On 2019/8/14 19:14, Will Deacon wrote:
> Hi,
> 
> I've been struggling with the memory ordering requirements here. More below.
> 
> On Thu, Aug 01, 2019 at 08:20:40PM +0800, Zhen Lei wrote:
>> When (smmu_domain->smmu->features & ARM_SMMU_FEAT_ATS) is true, even if a
>> smmu domain does not contain any ats master, the operations of
>> arm_smmu_atc_inv_to_cmd() and lock protection in arm_smmu_atc_inv_domain()
>> are always executed. This will impact performance, especially in
>> multi-core and stress scenarios. For my FIO test scenario, about 8%
>> performance reduced.
>>
>> In fact, we can use a atomic member to record how many ats masters the
>> smmu contains. And check that without traverse the list and check all
>> masters one by one in the lock protection.
>>
>> Fixes: 9ce27afc0830 ("iommu/arm-smmu-v3: Add support for PCI ATS")
>> Signed-off-by: Zhen Lei <thunder.leiz...@huawei.com>
>> ---
>>  drivers/iommu/arm-smmu-v3.c | 10 ++++++++--
>>  1 file changed, 8 insertions(+), 2 deletions(-)
>>
>> diff --git a/drivers/iommu/arm-smmu-v3.c b/drivers/iommu/arm-smmu-v3.c
>> index a9a9fabd396804a..1b370d9aca95f94 100644
>> --- a/drivers/iommu/arm-smmu-v3.c
>> +++ b/drivers/iommu/arm-smmu-v3.c
>> @@ -631,6 +631,7 @@ struct arm_smmu_domain {
>>  
>>      struct io_pgtable_ops           *pgtbl_ops;
>>      bool                            non_strict;
>> +    atomic_t                        nr_ats_masters;
>>  
>>      enum arm_smmu_domain_stage      stage;
>>      union {
>> @@ -1531,7 +1532,7 @@ static int arm_smmu_atc_inv_domain(struct 
>> arm_smmu_domain *smmu_domain,
>>      struct arm_smmu_cmdq_ent cmd;
>>      struct arm_smmu_master *master;
>>  
>> -    if (!(smmu_domain->smmu->features & ARM_SMMU_FEAT_ATS))
>> +    if (!atomic_read(&smmu_domain->nr_ats_masters))
>>              return 0;
> 
> This feels wrong to me: the CPU can speculate ahead of time that
> 'nr_ats_masters' is 0, but we could have a concurrent call to '->attach()'
> for an ATS-enabled device.
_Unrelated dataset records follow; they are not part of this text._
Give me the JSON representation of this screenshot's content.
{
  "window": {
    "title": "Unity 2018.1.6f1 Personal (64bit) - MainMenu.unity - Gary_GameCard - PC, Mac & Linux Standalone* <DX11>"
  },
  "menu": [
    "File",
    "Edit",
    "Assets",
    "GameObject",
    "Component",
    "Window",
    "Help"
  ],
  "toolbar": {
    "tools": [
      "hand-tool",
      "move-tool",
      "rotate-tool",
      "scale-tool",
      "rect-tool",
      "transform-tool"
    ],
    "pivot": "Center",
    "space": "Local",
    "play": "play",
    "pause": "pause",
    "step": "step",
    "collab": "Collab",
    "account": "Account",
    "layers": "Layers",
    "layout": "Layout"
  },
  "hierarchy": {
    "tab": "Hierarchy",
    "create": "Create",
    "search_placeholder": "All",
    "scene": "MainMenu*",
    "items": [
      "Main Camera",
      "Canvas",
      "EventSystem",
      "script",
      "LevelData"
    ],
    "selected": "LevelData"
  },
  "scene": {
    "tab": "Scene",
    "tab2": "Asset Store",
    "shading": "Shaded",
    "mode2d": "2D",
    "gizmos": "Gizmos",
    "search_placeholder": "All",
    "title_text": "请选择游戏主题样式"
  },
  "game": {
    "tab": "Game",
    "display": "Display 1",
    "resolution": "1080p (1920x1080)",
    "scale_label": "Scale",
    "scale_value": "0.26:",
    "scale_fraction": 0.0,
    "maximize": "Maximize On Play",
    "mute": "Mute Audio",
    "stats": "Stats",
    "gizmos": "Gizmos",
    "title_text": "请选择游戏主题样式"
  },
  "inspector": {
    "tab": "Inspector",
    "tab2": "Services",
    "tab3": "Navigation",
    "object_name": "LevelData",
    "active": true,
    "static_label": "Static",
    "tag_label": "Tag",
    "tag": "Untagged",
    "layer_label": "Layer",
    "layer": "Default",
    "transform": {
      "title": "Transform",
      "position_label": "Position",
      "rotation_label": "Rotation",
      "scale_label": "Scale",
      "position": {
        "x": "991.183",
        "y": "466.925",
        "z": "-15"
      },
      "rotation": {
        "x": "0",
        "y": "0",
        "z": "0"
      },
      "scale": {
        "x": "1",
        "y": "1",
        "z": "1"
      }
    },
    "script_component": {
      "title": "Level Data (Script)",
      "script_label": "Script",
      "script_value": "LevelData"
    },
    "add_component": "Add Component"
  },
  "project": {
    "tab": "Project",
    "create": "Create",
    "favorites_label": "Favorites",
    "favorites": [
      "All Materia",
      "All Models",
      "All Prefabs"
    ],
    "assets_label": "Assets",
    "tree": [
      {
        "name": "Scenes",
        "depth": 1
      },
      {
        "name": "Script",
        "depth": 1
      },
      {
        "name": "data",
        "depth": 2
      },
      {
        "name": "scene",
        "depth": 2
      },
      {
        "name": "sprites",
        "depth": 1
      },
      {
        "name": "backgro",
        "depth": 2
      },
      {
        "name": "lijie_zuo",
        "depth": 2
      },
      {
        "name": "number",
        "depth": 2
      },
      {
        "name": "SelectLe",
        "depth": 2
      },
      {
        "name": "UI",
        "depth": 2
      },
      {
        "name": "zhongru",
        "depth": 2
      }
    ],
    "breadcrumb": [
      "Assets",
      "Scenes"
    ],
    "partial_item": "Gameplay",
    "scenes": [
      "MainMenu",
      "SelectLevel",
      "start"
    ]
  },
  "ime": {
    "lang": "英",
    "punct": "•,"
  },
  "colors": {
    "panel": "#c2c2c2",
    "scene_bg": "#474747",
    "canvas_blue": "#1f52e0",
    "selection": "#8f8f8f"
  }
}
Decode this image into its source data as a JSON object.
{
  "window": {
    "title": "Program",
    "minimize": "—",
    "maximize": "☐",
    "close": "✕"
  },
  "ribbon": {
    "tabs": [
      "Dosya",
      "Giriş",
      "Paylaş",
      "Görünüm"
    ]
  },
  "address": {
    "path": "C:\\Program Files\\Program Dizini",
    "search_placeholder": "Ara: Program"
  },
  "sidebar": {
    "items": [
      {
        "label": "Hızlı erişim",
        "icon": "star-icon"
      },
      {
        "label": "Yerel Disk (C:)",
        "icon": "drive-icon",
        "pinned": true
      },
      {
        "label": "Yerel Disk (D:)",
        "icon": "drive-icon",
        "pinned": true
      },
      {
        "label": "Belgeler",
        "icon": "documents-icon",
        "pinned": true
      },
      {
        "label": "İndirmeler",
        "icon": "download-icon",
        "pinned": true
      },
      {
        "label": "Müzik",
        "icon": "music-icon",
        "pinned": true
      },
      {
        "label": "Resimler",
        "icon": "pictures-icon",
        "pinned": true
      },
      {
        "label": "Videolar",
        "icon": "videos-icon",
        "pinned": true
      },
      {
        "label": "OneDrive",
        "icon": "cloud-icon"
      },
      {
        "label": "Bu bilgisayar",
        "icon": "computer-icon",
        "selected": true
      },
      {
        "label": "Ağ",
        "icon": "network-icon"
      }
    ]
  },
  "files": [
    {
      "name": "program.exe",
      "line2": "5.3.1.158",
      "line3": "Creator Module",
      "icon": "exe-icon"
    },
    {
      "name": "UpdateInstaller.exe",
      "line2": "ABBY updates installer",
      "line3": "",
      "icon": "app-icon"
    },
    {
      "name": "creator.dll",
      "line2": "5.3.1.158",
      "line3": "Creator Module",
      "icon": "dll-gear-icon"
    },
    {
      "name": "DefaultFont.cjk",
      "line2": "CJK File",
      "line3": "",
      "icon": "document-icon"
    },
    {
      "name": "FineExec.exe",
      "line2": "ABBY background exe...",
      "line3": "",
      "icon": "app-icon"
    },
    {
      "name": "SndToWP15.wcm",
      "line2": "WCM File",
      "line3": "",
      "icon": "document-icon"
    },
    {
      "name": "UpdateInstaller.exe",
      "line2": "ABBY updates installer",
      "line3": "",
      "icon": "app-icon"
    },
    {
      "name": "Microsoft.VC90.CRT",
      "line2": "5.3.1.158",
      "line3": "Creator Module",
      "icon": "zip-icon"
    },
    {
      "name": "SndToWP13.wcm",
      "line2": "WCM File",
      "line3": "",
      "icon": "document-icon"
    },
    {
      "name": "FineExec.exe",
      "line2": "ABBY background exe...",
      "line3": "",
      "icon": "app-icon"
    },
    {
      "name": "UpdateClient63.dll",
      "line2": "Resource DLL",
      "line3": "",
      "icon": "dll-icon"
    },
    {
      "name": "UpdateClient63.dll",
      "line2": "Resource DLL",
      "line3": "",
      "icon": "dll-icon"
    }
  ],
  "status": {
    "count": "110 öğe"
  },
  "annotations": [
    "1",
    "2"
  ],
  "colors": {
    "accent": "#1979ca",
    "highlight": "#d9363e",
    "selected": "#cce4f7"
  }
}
Wouldn't it then be possible for the new device
> to populate its ATC as a result of speculative accesses for the mapping that
> we're tearing down?
> 
> The devices lock solves this problem by serialising invalidation with
> '->attach()/->detach()' operations.
> 
> John's suggestion of RCU might work better, but I think you'll need to call
> synchronize_rcu() between adding yourself to the 'devices' list and enabling
> ATS.
> 
> What do you think?

I have updated my patch and just sent, below it's my thoughts.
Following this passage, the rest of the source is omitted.